Any experiences or information you could share would be very helpful.
Thanks!


----------



## 90199 (Mar 21, 2010)

ni68ana said:


> Hi all,
> I'm an American citizen married to a Spanish woman, and we've been living here since September 2015. I understand that I'll be eligible to apply for Spanish citizenship one year after that - in Sept. 2016. Questions regarding dual citizenship aside, what I'm wondering is - how long does it take from the time you apply for naturalization, until you actually get the process completed and have the Spanish passport in your hand? Does it depend on the registro civil where you apply? We'd be applying in Zaragoza.
> Any experiences or information you could share would be very helpful.
> Thanks!


Depends on your circumstances, mine are different to yours, over 10 years resident, we have now been waiting two years six months, however six months ago, two years since the submission, we received a letter stating that our application had been received and was being considered.

We are in the Canaries, we applied at our local court, the papers were then sent to Tenerife and on to Madrid. The man at the court house said eight months, our local politician says five years is not unusual.

Five years, blooming heck, I'm an old sod now, could be dead by then


----------



## Brangus (May 1, 2010)

ni68ana said:


> how long does it take from the time you apply for naturalization, until you actually get the process completed and have the Spanish passport in your hand?
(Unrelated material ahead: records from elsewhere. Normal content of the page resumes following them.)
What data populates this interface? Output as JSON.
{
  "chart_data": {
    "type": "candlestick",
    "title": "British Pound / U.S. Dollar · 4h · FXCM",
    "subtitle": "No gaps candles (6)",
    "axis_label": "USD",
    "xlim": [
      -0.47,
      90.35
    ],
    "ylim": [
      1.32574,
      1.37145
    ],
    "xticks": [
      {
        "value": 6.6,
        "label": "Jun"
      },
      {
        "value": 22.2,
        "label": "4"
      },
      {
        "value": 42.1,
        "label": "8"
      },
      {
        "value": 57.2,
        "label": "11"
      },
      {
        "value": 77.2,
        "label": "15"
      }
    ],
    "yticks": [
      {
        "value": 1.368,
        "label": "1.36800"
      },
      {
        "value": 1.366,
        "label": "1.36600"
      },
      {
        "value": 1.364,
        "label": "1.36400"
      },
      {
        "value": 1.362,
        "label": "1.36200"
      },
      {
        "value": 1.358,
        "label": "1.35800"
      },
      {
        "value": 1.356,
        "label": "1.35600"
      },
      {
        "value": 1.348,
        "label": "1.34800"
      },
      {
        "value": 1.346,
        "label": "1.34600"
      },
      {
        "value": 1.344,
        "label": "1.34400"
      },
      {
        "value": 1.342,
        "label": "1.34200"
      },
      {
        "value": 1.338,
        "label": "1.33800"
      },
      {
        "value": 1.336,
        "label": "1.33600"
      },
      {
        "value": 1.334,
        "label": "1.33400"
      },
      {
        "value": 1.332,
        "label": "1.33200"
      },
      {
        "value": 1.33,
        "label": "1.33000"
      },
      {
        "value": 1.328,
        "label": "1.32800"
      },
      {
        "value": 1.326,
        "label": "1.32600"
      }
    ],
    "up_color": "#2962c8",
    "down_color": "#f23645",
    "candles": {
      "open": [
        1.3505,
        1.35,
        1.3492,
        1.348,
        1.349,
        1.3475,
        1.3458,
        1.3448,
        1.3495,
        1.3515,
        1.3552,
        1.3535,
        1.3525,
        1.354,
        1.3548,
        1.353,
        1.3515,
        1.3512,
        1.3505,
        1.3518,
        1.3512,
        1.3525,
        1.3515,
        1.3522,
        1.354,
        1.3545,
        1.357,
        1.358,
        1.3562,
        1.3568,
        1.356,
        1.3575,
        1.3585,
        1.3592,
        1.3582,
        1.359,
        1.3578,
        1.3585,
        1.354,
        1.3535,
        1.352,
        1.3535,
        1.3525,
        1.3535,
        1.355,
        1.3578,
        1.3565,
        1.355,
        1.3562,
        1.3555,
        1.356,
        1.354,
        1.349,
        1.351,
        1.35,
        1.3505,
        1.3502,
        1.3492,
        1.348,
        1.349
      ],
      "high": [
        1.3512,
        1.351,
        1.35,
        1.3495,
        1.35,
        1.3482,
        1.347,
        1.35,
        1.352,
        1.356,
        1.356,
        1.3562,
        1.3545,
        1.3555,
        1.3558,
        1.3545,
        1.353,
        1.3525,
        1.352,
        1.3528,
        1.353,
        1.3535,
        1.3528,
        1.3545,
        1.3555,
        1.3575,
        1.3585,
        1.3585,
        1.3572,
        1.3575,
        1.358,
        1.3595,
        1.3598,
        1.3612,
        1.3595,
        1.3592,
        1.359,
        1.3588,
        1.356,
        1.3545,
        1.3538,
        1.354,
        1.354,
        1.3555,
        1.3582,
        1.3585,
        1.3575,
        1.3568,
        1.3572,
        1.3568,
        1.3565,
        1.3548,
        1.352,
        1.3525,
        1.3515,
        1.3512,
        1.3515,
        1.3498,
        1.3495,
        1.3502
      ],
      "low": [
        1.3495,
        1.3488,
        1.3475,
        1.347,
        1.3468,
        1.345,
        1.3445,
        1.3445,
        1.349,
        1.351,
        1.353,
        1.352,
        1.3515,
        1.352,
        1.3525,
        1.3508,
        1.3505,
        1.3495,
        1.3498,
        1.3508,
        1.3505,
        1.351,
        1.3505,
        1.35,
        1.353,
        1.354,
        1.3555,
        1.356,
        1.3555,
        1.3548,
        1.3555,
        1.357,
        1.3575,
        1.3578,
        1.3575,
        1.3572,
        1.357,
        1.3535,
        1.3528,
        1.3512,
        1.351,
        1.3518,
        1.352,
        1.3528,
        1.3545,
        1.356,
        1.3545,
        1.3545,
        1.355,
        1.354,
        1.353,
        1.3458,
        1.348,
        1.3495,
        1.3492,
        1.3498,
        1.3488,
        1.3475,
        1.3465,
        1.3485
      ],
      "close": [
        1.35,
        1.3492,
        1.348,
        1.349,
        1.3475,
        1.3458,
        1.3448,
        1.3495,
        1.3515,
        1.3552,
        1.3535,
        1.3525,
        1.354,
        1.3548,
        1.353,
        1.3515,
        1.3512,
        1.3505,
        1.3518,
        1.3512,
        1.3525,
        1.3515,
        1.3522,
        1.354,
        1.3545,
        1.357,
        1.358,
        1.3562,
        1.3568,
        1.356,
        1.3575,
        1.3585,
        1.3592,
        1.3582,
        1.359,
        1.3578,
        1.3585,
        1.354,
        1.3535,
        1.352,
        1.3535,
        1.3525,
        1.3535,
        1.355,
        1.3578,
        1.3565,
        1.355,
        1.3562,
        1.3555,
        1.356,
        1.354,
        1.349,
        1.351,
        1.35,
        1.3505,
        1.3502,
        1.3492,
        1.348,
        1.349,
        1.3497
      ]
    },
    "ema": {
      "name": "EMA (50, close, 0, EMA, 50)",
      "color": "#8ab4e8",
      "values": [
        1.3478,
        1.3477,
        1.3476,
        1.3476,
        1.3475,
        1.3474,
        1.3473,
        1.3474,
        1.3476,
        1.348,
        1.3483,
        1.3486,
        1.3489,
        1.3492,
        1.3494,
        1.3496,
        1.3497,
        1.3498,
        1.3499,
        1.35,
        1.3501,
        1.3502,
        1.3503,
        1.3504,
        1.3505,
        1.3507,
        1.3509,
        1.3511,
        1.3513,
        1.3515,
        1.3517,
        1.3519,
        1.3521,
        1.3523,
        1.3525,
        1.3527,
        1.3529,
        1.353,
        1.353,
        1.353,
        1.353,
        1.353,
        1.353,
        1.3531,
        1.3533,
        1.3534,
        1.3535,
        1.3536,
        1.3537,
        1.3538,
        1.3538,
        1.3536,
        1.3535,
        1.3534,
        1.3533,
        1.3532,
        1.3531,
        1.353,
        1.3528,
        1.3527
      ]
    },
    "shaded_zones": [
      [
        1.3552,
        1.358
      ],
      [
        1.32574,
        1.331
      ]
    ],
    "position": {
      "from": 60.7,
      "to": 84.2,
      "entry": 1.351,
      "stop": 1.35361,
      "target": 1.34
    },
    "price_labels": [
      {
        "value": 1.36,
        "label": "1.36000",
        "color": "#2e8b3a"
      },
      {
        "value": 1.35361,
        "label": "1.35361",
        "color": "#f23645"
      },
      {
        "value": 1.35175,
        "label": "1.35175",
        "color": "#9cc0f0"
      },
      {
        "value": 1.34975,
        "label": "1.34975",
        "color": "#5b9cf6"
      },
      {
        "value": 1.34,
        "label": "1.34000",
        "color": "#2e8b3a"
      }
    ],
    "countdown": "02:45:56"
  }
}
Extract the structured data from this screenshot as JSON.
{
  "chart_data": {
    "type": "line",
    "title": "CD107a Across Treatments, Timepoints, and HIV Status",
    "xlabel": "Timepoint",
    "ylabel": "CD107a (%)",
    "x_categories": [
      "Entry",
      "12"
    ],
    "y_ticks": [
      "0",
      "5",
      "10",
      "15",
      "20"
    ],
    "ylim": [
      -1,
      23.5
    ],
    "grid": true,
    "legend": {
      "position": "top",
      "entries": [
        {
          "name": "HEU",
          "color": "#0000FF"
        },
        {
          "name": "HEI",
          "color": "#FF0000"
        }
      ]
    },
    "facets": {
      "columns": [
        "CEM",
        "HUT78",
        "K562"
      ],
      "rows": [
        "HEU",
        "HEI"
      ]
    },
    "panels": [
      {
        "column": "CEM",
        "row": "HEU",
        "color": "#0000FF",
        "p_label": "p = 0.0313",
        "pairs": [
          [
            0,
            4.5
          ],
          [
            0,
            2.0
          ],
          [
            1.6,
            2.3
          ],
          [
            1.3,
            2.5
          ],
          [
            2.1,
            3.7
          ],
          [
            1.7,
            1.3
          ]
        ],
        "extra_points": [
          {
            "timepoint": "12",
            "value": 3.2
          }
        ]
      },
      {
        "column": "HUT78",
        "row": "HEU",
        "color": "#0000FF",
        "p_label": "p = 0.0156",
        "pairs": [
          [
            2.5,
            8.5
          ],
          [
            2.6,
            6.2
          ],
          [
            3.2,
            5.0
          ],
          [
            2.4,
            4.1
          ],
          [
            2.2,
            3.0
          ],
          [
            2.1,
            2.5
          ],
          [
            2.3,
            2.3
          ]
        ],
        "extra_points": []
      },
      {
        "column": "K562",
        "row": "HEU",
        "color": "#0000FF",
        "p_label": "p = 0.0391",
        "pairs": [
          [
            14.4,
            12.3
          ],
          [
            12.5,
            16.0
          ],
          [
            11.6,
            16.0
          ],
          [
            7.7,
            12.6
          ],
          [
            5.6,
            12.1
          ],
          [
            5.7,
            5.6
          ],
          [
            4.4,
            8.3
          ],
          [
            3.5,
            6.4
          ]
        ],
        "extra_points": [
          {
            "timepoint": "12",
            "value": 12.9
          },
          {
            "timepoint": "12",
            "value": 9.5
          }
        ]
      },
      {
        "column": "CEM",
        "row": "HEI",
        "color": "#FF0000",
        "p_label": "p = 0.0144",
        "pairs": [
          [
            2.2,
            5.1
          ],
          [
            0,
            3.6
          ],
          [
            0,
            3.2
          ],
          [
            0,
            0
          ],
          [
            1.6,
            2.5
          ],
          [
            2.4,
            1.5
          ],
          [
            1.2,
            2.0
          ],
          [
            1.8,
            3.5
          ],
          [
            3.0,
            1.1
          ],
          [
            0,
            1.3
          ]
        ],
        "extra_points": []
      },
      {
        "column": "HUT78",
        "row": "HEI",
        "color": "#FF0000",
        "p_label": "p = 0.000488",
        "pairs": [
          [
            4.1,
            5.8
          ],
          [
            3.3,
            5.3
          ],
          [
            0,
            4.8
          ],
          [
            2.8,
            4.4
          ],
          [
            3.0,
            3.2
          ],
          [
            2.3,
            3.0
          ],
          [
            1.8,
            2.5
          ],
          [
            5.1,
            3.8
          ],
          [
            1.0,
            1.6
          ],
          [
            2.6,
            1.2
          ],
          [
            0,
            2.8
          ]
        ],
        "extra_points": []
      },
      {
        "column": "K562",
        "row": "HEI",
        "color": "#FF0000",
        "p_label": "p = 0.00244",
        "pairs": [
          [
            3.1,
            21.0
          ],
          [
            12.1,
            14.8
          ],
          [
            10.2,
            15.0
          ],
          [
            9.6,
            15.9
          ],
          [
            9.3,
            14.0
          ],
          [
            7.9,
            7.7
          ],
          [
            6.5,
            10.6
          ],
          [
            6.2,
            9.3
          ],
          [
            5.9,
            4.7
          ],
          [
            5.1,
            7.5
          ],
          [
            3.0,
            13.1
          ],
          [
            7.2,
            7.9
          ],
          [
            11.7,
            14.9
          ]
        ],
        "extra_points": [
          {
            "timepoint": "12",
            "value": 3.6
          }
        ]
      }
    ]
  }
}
Does it depend on the registro civil where you apply?


For my OH, it took two years, start to finish. 

* Oct. or Nov. 2012: Registro Civil in Albacete verified eligibility to apply for citizenship and then scheduled the next available appointment -- in June 2013. 

* June 2013: Submit all required paperwork to Registro Civil. I believe it was that same day, they spontaneously called me in for a brief interview (in Spanish) to help ascertain whether my OH -- and I! -- had adapted to Spanish culture. Interesting that they didn't ask OH about this, or about anything really! And I wasn't the one applying, so why did they care if I had adapted? Anyway, the interview was a fairly laid-back experience.

* July 2014: Status of application was updated online to show the "resolución": approved.

* early October 2014: Sworn in at Registro Civil. Two days later, OH picked up a passport and Spanish identity card from the local headquarters of the national police.

As you can see above, a major chunk of time was simply waiting for the appointment to turn in the documents, and that probably would vary from one Registro Civil to another.

Another thing is, I think there is a new requirement to demonstrate competency in the Spanish language if you're not a native speaker. That could add more time to the process.

Being Latin American, my OH was eligible to apply after two years of residency and now legally has dual citizenship.


----------



## ni68ana (Apr 4, 2016)

Thanks for the responses. Years?! Unbelievable...


----------